I obtained sum of unidirectional waves, and not the sum of a forward and backward wave. Where did I go wrong?
$$u_{tt}=c^2u_{xx}$$
$$\iff u_{tt}-c^2u_{xx}=0$$
$$\iff (\dfrac{\partial}{\partial t} - c \dfrac{\partial }{\partial x}) [ ( \dfrac{\partial}{\partial t} + c \dfrac{\partial }{\partial x})]u=0$$
$$\iff (\dfrac{\partial}{\partial t} - c \dfrac{\partial }{\partial x}) ( u_t+cu_x)=0$$
Assume $$v(x,t)=u_t+cu_x$$
$$(\dfrac{\partial}{\partial t} - c \dfrac{\partial }{\partial x})v=0$$
Then, $$cv_x+v_t=0.$$
This may be solved for $v(x,t)$ using the method of characteristics.
Lagrange-Charpit:
$$\dfrac{dx}{c}=\dfrac{dt}{1}=\dfrac{dv}{0}$$
$$\iff x=ct+A$$
$$x-ct=A$$
$$f(x-ct)=v(x,t)=cu_x+u_t$$
It remains to solve for $u(x,t).$
Lagrange-Charpit:
$$\dfrac{dx}{c}=\dfrac{dt}{1}=\dfrac{du}{f(x-ct)}$$
$$\dfrac{dx}{dt}=c \implies x=ct+A \implies x-ct=A$$
$$\dfrac{du}{dt}=f(x-ct)$$
$$u(x,t)=\int f(x-ct) dt$$
$$u(x,t)=F(x-ct) + B$$ where
$$\dfrac{\partial}{\partial t} F(x-ct)=f(x-ct).$$
$$u(x,t)-F(x-ct)=B$$
$$u(x,t)=g(x-ct)+F(x-ct)$$ as $$g(A)=B$$ gives the solution.

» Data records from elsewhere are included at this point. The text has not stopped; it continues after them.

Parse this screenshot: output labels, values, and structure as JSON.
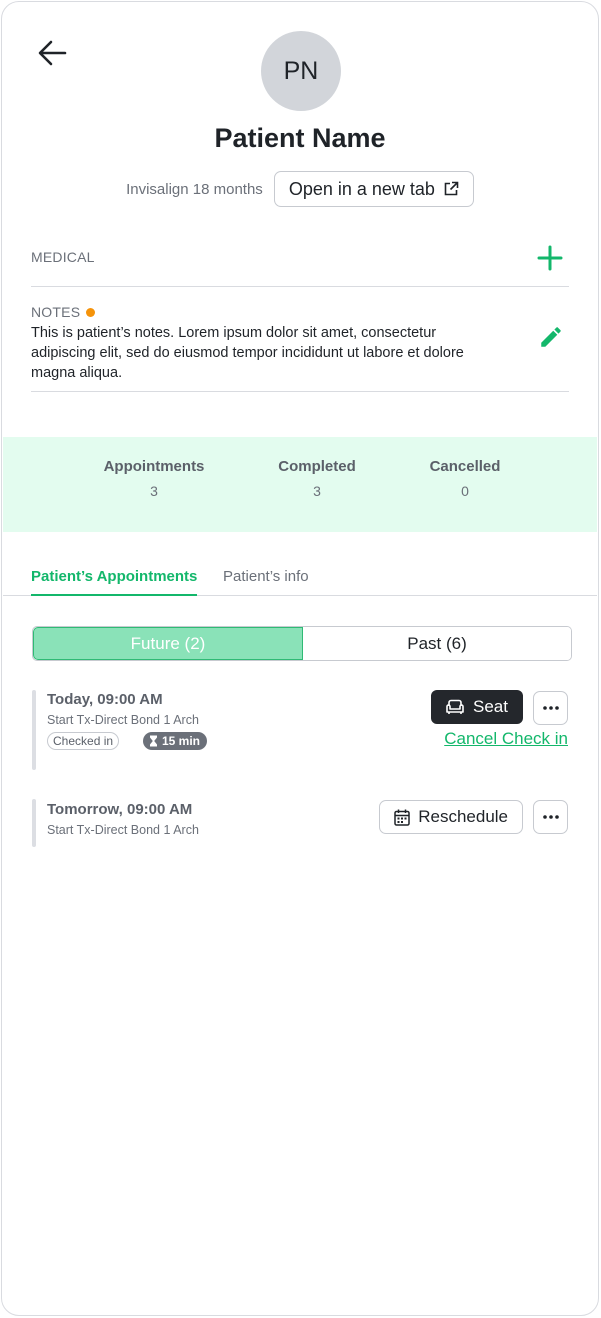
{
  "header": {
    "back_icon": "arrow-left-icon",
    "avatar_initials": "PN",
    "patient_name": "Patient Name",
    "treatment_plan": "Invisalign 18 months",
    "open_new_tab_label": "Open in a new tab",
    "open_new_tab_icon": "external-link-icon"
  },
  "medical": {
    "label": "MEDICAL",
    "add_icon": "plus-icon"
  },
  "notes": {
    "label": "NOTES",
    "text": "This is patient’s notes. Lorem ipsum dolor sit amet, consectetur adipiscing elit, sed do eiusmod tempor incididunt ut labore et dolore magna aliqua.",
    "edit_icon": "pencil-icon",
    "indicator_color": "#f5930a"
  },
  "stats": [
    {
      "label": "Appointments",
      "value": "3"
    },
    {
      "label": "Completed",
      "value": "3"
    },
    {
      "label": "Cancelled",
      "value": "0"
    }
  ],
  "tabs": [
    {
      "label": "Patient’s Appointments",
      "active": true
    },
    {
      "label": "Patient’s info",
      "active": false
    }
  ],
  "segments": {
    "future_label": "Future (2)",
    "past_label": "Past (6)"
  },
  "appointments": [
    {
      "time": "Today, 09:00 AM",
      "description": "Start Tx-Direct Bond 1 Arch",
      "status_badge": "Checked in",
      "timer_badge": "15 min",
      "timer_icon": "hourglass-icon",
      "primary_action": "Seat",
      "primary_icon": "armchair-icon",
      "secondary_link": "Cancel Check in",
      "more_icon": "ellipsis-icon"
    },
    {
      "time": "Tomorrow, 09:00 AM",
      "description": "Start Tx-Direct Bond 1 Arch",
      "primary_action": "Reschedule",
      "primary_icon": "calendar-icon",
      "more_icon": "ellipsis-icon"
    }
  ],
  "colors": {
    "accent": "#13b76b",
    "stats_background": "#e3fcef",
    "segment_active": "#8ae2b8",
    "seat_button": "#24272c"
  }
}
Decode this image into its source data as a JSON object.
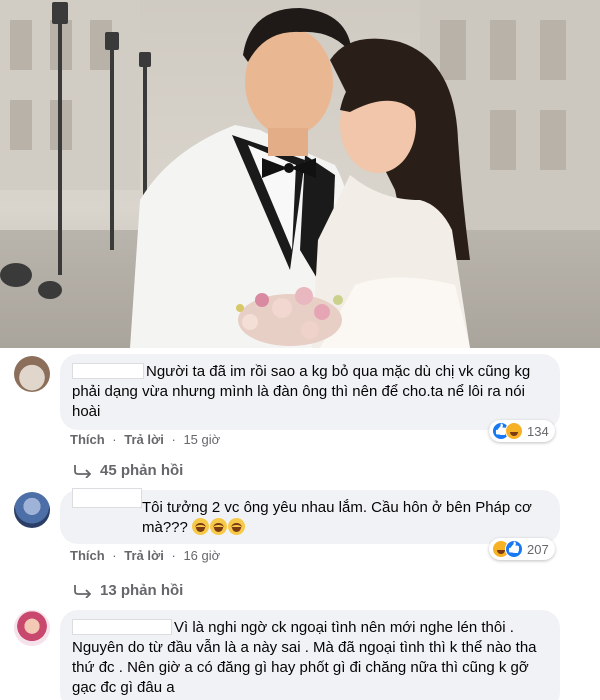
{
  "comments": [
    {
      "text": "Người ta đã im rồi sao a kg bỏ qua mặc dù chị vk cũng kg phải dạng vừa nhưng mình là đàn ông thì nên để cho.ta nể lôi ra nói hoài",
      "like_label": "Thích",
      "reply_label": "Trả lời",
      "time": "15 giờ",
      "reaction_count": "134",
      "replies_label": "45 phản hồi"
    },
    {
      "text": "Tôi tưởng 2 vc ông yêu nhau lắm. Cầu hôn ở bên Pháp cơ mà???",
      "like_label": "Thích",
      "reply_label": "Trả lời",
      "time": "16 giờ",
      "reaction_count": "207",
      "replies_label": "13 phản hồi"
    },
    {
      "text": "Vì là nghi ngờ ck ngoại tình nên mới nghe lén thôi . Nguyên do từ đầu vẫn là a này sai . Mà đã ngoại tình thì k thể nào tha thứ đc . Nên giờ a có đăng gì hay phốt gì đi chăng nữa thì cũng k gỡ gạc đc gì đâu a"
    }
  ],
  "icons": {
    "reaction_like": "like-icon",
    "reaction_haha": "haha-icon",
    "reply_arrow": "reply-arrow-icon"
  },
  "colors": {
    "bubble_bg": "#f0f2f5",
    "meta_text": "#65676b",
    "like_blue": "#1877f2",
    "haha_yellow": "#f7b125"
  }
}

But this is incorrect as we should have $$u(x,t)=h(x-ct)+p(x+ct)$$
I obtained sum of unidirectional waves, and not the sum of a forward and backward wave. Where did I go wrong?
$$u_{tt}=c^2u_{xx}$$
$$\iff u_{tt}-c^2u_{xx}=0$$
$$\iff (\dfrac{\partial}{\partial t} - c \dfrac{\partial }{\partial x}) [ ( \dfrac{\partial}{\partial t} + c \dfrac{\partial }{\partial x})]u=0$$
$$\iff (\dfrac{\partial}{\partial t} - c \dfrac{\partial }{\partial x}) ( u_t+cu_x)=0$$
Assume $$v(x,t)=u_t+cu_x$$
$$(\dfrac{\partial}{\partial t} - c \dfrac{\partial }{\partial x})v=0$$
Then, $$***-cv_x+v_t=0.***$$
This may be solved for $v(x,t)$ using the method of characteristics.
Lagrange-Charpit:
$$\dfrac{dx}{**-c**}=\dfrac{dt}{1}=\dfrac{dv}{0}$$
$$\iff x=-ct+A$$
$$x+ct=A$$
$$f(x+ct)=v(x,t)=cu_x+u_t$$
It remains to solve for $u(x,t).$
Do the rest....